On Tuesday, May 15, 2012 08:29:11 AM Віталій Тимчишин wrote:
> 2012/5/13 Robert Klemme <shortcutter@googlemail.com>
>
> > On Sun, May 13, 2012 at 10:12 AM, Віталій Тимчишин <tivv00@gmail.com>
> >
> > wrote:
> > > 2012/5/11 Robert Klemme <shortcutter@googlemail.com>
> > >
> > >> On the contrary: what would be the /advantage/ of being able to create
> > >> millions of sequences? What's the use case?
> > >
> > > We are using sequences as statistics counters - they produce almost no
> > > performance impact and we can tolerate it's non-transactional nature. I
> >
> > can
> >
> > > imaging someone who wants to have a sequence per user or other
> > > relation row.
> >
> > I can almost see the point. But my natural choice in that case would
> > be a table with two columns. Would that actually be so much less
> > efficient? Of course you'd have fully transactional behavior and thus
> > locking.
>
> We've had concurrency problems with table solution (a counter that is
> updated by many concurrent queries), so we traded transactionality for
> speed. We are actually using this data to graph pretty graphs in nagios, so
> it's quite OK. But we have only ~10 sequences, not millions :)

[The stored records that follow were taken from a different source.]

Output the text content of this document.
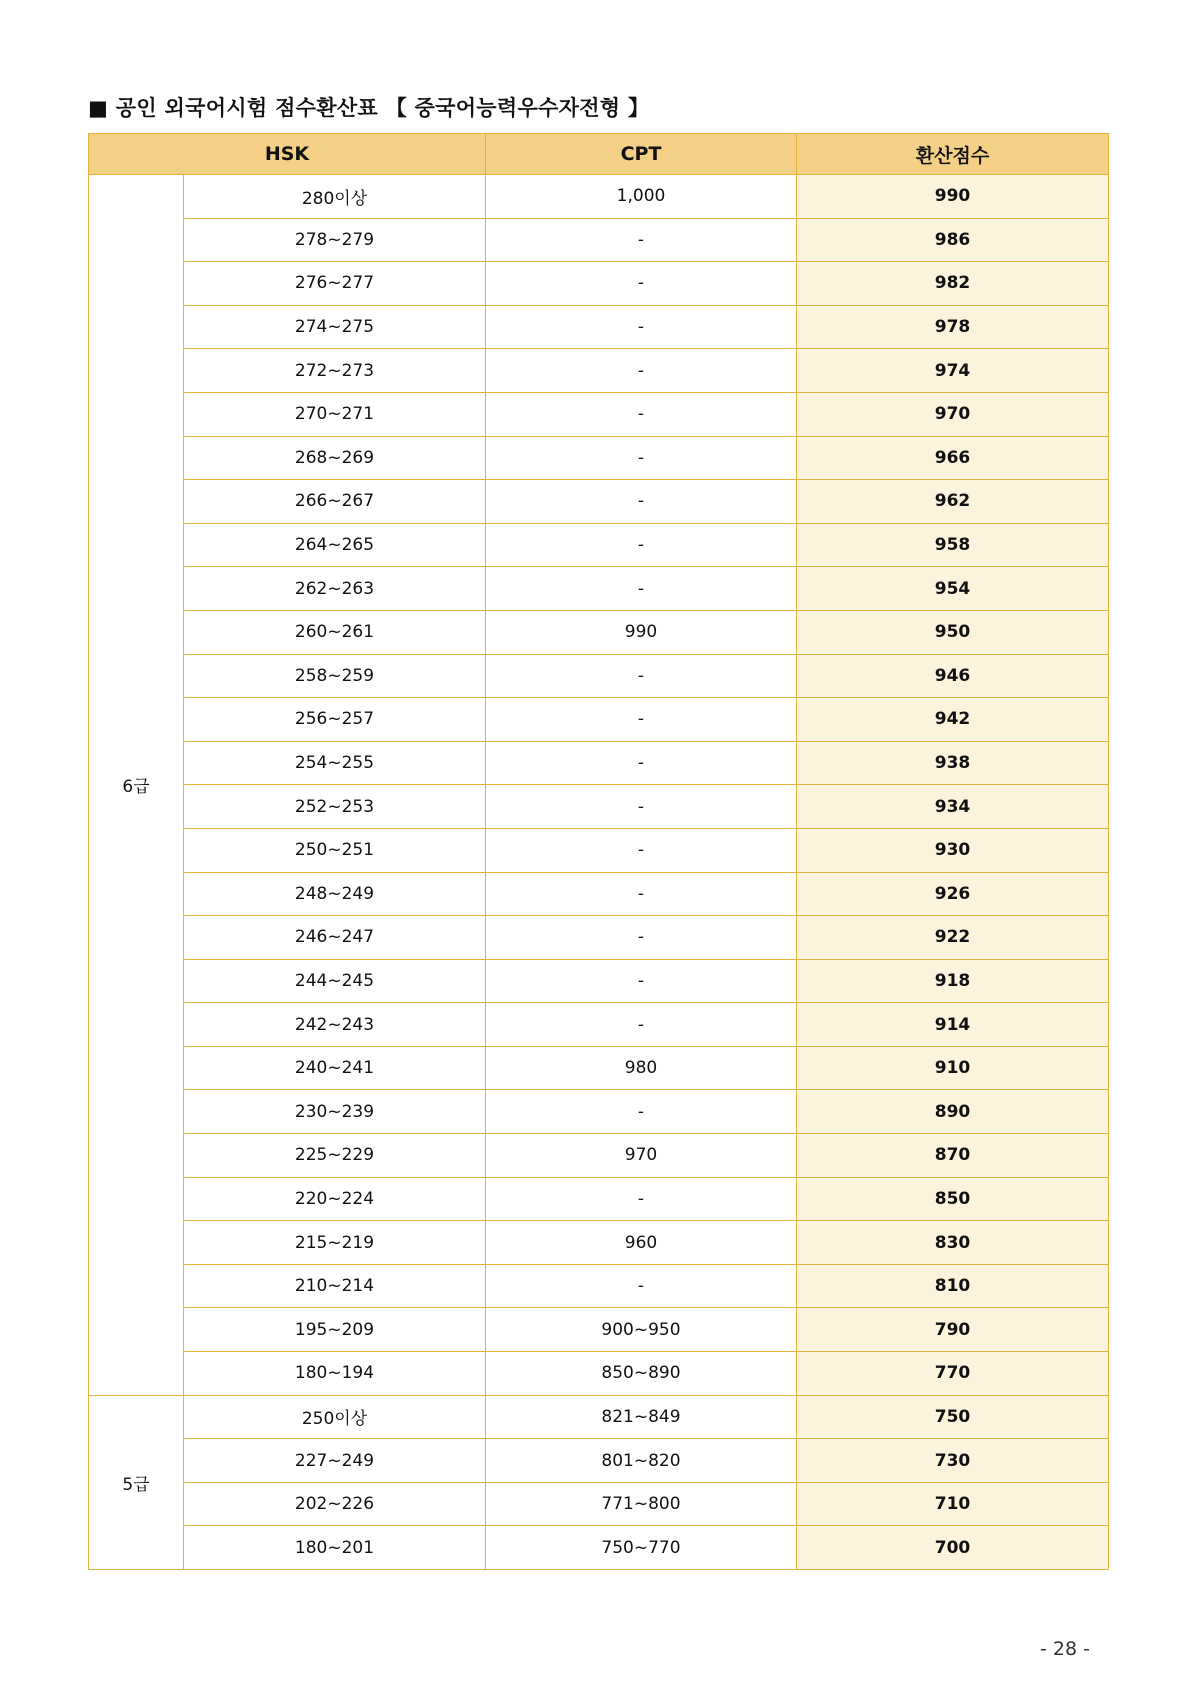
■ 공인 외국어시험 점수환산표 【 중국어능력우수자전형 】
HSK		CPT	환산점수
6급	280이상	1,000	990
	278~279	-	986
	276~277	-	982
	274~275	-	978
	272~273	-	974
	270~271	-	970
	268~269	-	966
	266~267	-	962
	264~265	-	958
	262~263	-	954
	260~261	990	950
	258~259	-	946
	256~257	-	942
	254~255	-	938
	252~253	-	934
	250~251	-	930
	248~249	-	926
	246~247	-	922
	244~245	-	918
	242~243	-	914
	240~241	980	910
	230~239	-	890
	225~229	970	870
	220~224	-	850
	215~219	960	830
	210~214	-	810
	195~209	900~950	790
	180~194	850~890	770
5급	250이상	821~849	750
	227~249	801~820	730
	202~226	771~800	710
	180~201	750~770	700
- 28 -
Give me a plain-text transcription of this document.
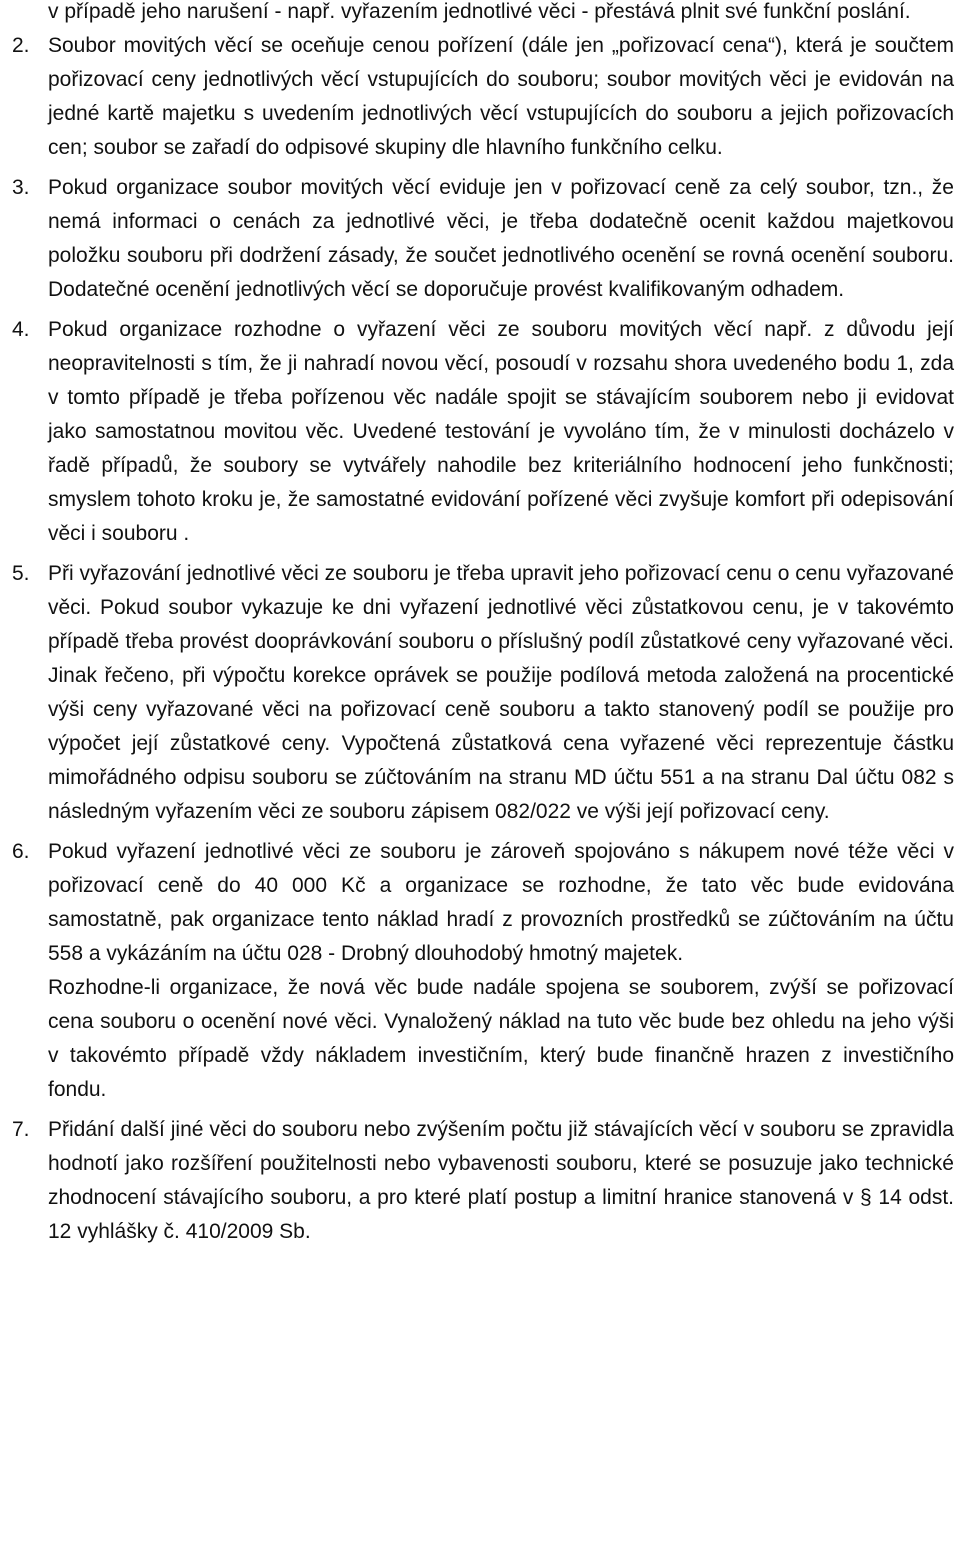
v případě jeho narušení - např. vyřazením jednotlivé věci - přestává plnit své funkční poslání.

2. Soubor movitých věcí se oceňuje cenou pořízení (dále jen „pořizovací cena“), která je součtem pořizovací ceny jednotlivých věcí vstupujících do souboru; soubor movitých věci je evidován na jedné kartě majetku s uvedením jednotlivých věcí vstupujících do souboru a jejich pořizovacích cen; soubor se zařadí do odpisové skupiny dle hlavního funkčního celku.

3. Pokud organizace soubor movitých věcí eviduje jen v pořizovací ceně za celý soubor, tzn., že nemá informaci o cenách za jednotlivé věci, je třeba dodatečně ocenit každou majetkovou položku souboru při dodržení zásady, že součet jednotlivého ocenění se rovná ocenění souboru. Dodatečné ocenění jednotlivých věcí se doporučuje provést kvalifikovaným odhadem.

4. Pokud organizace rozhodne o vyřazení věci ze souboru movitých věcí např. z důvodu její neopravitelnosti s tím, že ji nahradí novou věcí, posoudí v rozsahu shora uvedeného bodu 1, zda v tomto případě je třeba pořízenou věc nadále spojit se stávajícím souborem nebo ji evidovat jako samostatnou movitou věc. Uvedené testování je vyvoláno tím, že v minulosti docházelo v řadě případů, že soubory se vytvářely nahodile bez kriteriálního hodnocení jeho funkčnosti; smyslem tohoto kroku je, že samostatné evidování pořízené věci zvyšuje komfort při odepisování věci i souboru .

5. Při vyřazování jednotlivé věci ze souboru je třeba upravit jeho pořizovací cenu o cenu vyřazované věci. Pokud soubor vykazuje ke dni vyřazení jednotlivé věci zůstatkovou cenu, je v takovémto případě třeba provést dooprávkování souboru o příslušný podíl zůstatkové ceny vyřazované věci. Jinak řečeno, při výpočtu korekce oprávek se použije podílová metoda založená na procentické výši ceny vyřazované věci na pořizovací ceně souboru a takto stanovený podíl se použije pro výpočet její zůstatkové ceny. Vypočtená zůstatková cena vyřazené věci reprezentuje částku mimořádného odpisu souboru se zúčtováním na stranu MD účtu 551 a na stranu Dal účtu 082 s následným vyřazením věci ze souboru zápisem 082/022 ve výši její pořizovací ceny.

6. Pokud vyřazení jednotlivé věci ze souboru je zároveň spojováno s nákupem nové téže věci v pořizovací ceně do 40 000 Kč a organizace se rozhodne, že tato věc bude evidována samostatně, pak organizace tento náklad hradí z provozních prostředků se zúčtováním na účtu 558 a vykázáním na účtu 028 - Drobný dlouhodobý hmotný majetek.

Rozhodne-li organizace, že nová věc bude nadále spojena se souborem, zvýší se pořizovací cena souboru o ocenění nové věci. Vynaložený náklad na tuto věc bude bez ohledu na jeho výši v takovémto případě vždy nákladem investičním, který bude finančně hrazen z investičního fondu.

7. Přidání další jiné věci do souboru nebo zvýšením počtu již stávajících věcí v souboru se zpravidla hodnotí jako rozšíření použitelnosti nebo vybavenosti souboru, které se posuzuje jako technické zhodnocení stávajícího souboru, a pro které platí postup a limitní hranice stanovená v § 14 odst. 12 vyhlášky č. 410/2009 Sb.
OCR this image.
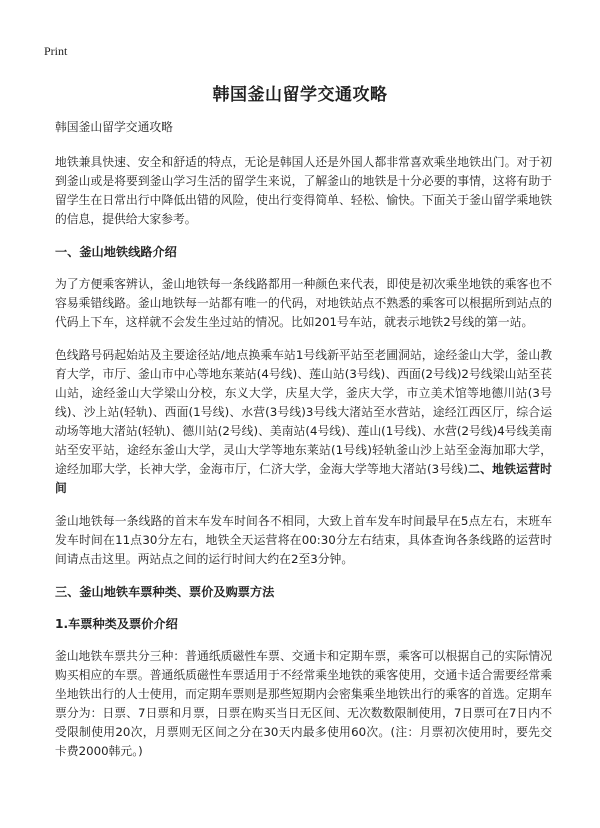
Print
韩国釜山留学交通攻略

韩国釜山留学交通攻略

地铁兼具快速、安全和舒适的特点，无论是韩国人还是外国人都非常喜欢乘坐地铁出门。对于初到釜山或是将要到釜山学习生活的留学生来说，了解釜山的地铁是十分必要的事情，这将有助于留学生在日常出行中降低出错的风险，使出行变得简单、轻松、愉快。下面关于釜山留学乘地铁的信息，提供给大家参考。

一、釜山地铁线路介绍

为了方便乘客辨认，釜山地铁每一条线路都用一种颜色来代表，即使是初次乘坐地铁的乘客也不容易乘错线路。釜山地铁每一站都有唯一的代码，对地铁站点不熟悉的乘客可以根据所到站点的代码上下车，这样就不会发生坐过站的情况。比如201号车站，就表示地铁2号线的第一站。

色线路号码起始站及主要途径站/地点换乘车站1号线新平站至老圃洞站，途经釜山大学，釜山教育大学，市厅、釜山市中心等地东莱站(4号线)、莲山站(3号线)、西面(2号线)2号线梁山站至苌山站，途经釜山大学梁山分校，东义大学，庆星大学，釜庆大学，市立美术馆等地德川站(3号线)、沙上站(轻轨)、西面(1号线)、水营(3号线)3号线大渚站至水营站，途经江西区厅，综合运动场等地大渚站(轻轨)、德川站(2号线)、美南站(4号线)、莲山(1号线)、水营(2号线)4号线美南站至安平站，途经东釜山大学，灵山大学等地东莱站(1号线)轻轨釜山沙上站至金海加耶大学，途经加耶大学，长神大学，金海市厅，仁济大学，金海大学等地大渚站(3号线)二、地铁运营时间

釜山地铁每一条线路的首末车发车时间各不相同，大致上首车发车时间最早在5点左右，末班车发车时间在11点30分左右，地铁全天运营将在00:30分左右结束，具体查询各条线路的运营时间请点击这里。两站点之间的运行时间大约在2至3分钟。

三、釜山地铁车票种类、票价及购票方法
1.车票种类及票价介绍

釜山地铁车票共分三种：普通纸质磁性车票、交通卡和定期车票，乘客可以根据自己的实际情况购买相应的车票。普通纸质磁性车票适用于不经常乘坐地铁的乘客使用，交通卡适合需要经常乘坐地铁出行的人士使用，而定期车票则是那些短期内会密集乘坐地铁出行的乘客的首选。定期车票分为：日票、7日票和月票，日票在购买当日无区间、无次数数限制使用，7日票可在7日内不受限制使用20次，月票则无区间之分在30天内最多使用60次。(注：月票初次使用时，要先交卡费2000韩元。)
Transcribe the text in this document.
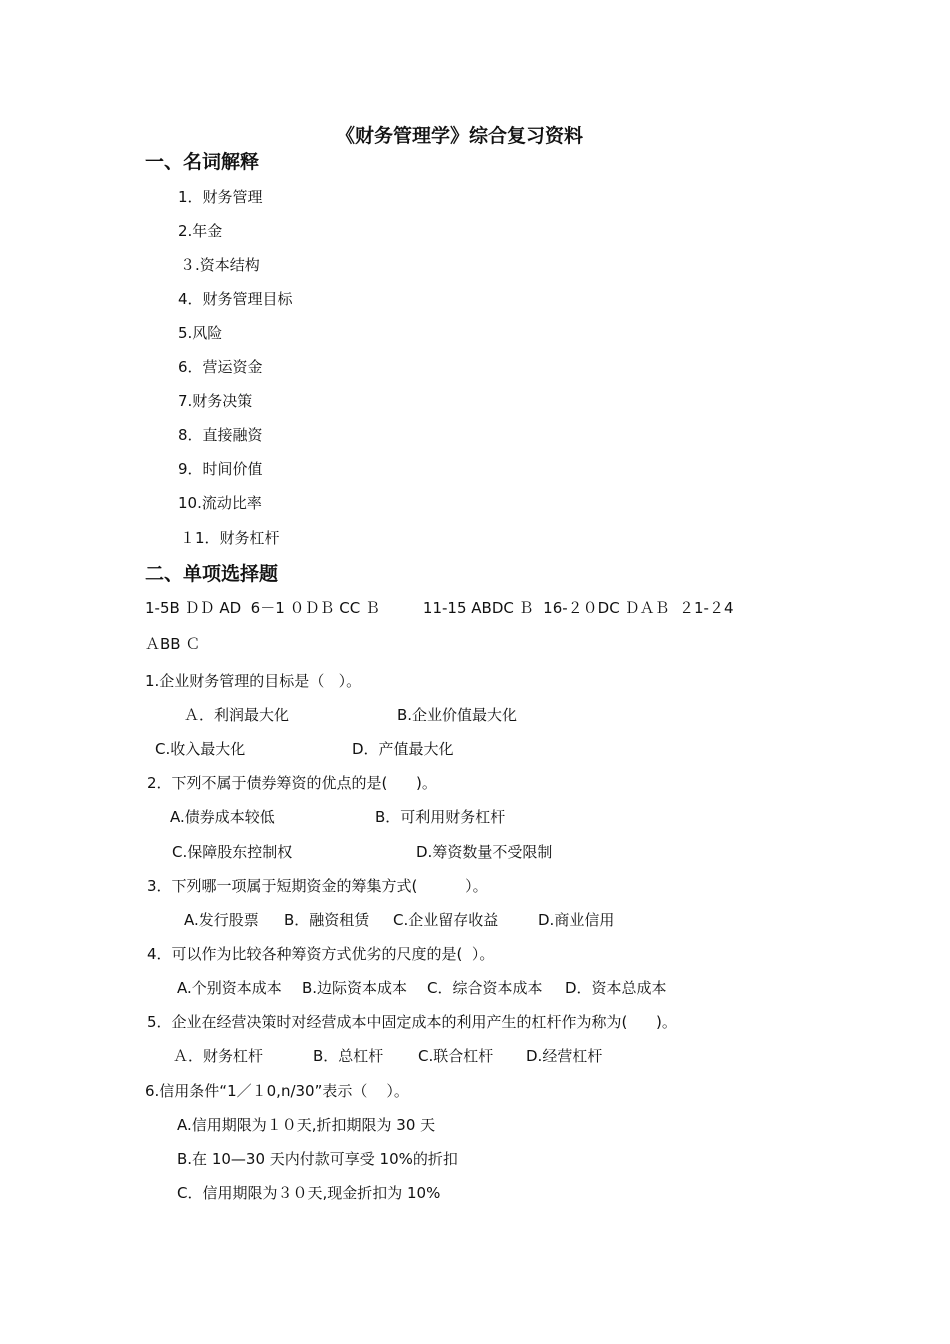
《财务管理学》综合复习资料
一、名词解释
1．财务管理
2.年金
３.资本结构
4．财务管理目标
5.风险
6．营运资金
7.财务决策
8．直接融资
9．时间价值
10.流动比率
１1．财务杠杆
二、单项选择题
1-5B ＤＤ AD  6－1 ０ＤＢ CC Ｂ         11-15 ABDC Ｂ  16-２０DC ＤＡＢ  ２1-２4
ＡBB Ｃ
1.企业财务管理的目标是（   ）。
Ａ．利润最大化	B.企业价值最大化
C.收入最大化	D．产值最大化
2．下列不属于债券筹资的优点的是(      )。
A.债券成本较低	B．可利用财务杠杆
C.保障股东控制权	D.筹资数量不受限制
3．下列哪一项属于短期资金的筹集方式(          ）。
A.发行股票 B．融资租赁 C.企业留存收益	D.商业信用
4．可以作为比较各种筹资方式优劣的尺度的是(  ）。
A.个别资本成本 B.边际资本成本 C．综合资本成本 D．资本总成本
5．企业在经营决策时对经营成本中固定成本的利用产生的杠杆作为称为(      )。
Ａ．财务杠杆	B．总杠杆 C.联合杠杆 D.经营杠杆
6.信用条件“1／１0,n/30”表示（    ）。
A.信用期限为１０天,折扣期限为 30 天
B.在 10—30 天内付款可享受 10%的折扣
C．信用期限为３０天,现金折扣为 10%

I would rather suggest going with a suming table if you need to do something
like that:
sequence_id | value
1 | 3434334
1 | 1
1 | -1
1 | 1
1 | 1
...
You then can get the current value with SELECT SUM(value) WHERE sequence_id =
1. For garbage collection you can delete those values and insert the newly
summed up value again.
That solution won't ever block if done right.